How do I filter by multiple properties with complex logic?
Use parentheses to group conditions: `(Status = 'Published' OR Status = 'Review') AND Size > 1000 AND createdAt >= '2024-01-01'`. The parser supports nested logical expressions with AND/OR operators and proper precedence handling.
What properties are available for filtering and sorting?
You can filter/sort by: (1) Built-in metadata fields: createdAt, modifiedAt, indexText (2) Custom dataset properties defined in your dataset schema (3) System properties like Size, Name, Type depending on your dataset structure.
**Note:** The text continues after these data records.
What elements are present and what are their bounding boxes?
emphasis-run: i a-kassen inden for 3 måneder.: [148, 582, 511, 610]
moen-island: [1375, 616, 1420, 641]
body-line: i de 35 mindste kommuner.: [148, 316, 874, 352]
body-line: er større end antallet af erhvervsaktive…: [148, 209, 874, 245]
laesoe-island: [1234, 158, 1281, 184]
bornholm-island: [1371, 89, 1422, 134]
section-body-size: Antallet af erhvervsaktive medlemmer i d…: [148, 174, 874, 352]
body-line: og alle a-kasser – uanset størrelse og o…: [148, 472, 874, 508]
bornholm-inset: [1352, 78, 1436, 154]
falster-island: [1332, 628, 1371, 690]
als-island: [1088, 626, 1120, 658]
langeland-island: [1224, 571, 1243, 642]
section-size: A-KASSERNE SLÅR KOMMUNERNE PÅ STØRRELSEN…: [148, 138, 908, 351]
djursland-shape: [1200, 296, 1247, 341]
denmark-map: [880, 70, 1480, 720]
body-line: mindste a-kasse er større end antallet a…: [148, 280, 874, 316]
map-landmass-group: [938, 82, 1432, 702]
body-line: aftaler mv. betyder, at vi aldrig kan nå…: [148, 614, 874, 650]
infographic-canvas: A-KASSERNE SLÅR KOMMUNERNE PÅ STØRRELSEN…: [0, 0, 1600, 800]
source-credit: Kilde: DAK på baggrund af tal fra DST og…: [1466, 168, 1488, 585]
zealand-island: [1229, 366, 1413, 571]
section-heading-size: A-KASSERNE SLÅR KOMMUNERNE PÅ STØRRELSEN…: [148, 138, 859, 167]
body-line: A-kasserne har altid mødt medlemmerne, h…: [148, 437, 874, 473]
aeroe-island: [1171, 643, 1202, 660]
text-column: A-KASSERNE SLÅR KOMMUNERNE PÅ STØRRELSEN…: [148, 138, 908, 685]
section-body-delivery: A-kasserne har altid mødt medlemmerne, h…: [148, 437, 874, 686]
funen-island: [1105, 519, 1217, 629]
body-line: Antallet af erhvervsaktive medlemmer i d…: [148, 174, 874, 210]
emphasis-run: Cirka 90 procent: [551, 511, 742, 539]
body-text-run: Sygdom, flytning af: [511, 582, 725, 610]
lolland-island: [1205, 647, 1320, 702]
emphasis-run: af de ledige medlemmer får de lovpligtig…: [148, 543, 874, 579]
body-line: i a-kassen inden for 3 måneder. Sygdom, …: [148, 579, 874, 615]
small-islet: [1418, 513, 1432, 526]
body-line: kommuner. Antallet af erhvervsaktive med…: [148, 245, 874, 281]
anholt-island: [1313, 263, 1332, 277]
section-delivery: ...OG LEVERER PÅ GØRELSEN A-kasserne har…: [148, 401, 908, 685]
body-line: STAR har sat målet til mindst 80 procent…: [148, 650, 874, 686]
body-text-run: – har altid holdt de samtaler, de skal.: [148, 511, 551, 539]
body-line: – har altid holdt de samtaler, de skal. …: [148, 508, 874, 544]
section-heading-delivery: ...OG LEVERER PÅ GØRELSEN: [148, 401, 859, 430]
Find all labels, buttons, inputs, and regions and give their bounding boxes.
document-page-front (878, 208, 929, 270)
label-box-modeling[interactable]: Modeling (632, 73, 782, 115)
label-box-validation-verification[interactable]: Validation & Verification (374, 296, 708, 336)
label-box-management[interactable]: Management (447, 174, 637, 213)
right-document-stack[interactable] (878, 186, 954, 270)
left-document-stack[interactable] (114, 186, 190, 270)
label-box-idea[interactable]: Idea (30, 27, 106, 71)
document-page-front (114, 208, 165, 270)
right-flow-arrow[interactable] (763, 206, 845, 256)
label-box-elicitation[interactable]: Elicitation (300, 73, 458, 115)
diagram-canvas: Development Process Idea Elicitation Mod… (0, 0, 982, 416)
Property names are case-sensitive.
How can I optimize performance for large datasets?
Best practices: (1) Use specific filters to reduce result sets (2) Implement reasonable take limits (50-500 items) (3) Sort by indexed fields when possible (4) Avoid deep pagination with large skip values (5) Use dataset_id to target specific datasets rather than scanning all available datasets.
Can I use wildcards or pattern matching in filters?
The current filter implementation supports exact matches and comparison operators. For text search, use the indexText field which contains searchable content. For pattern matching, consider using a separate search block or implement client-side filtering on the returned results.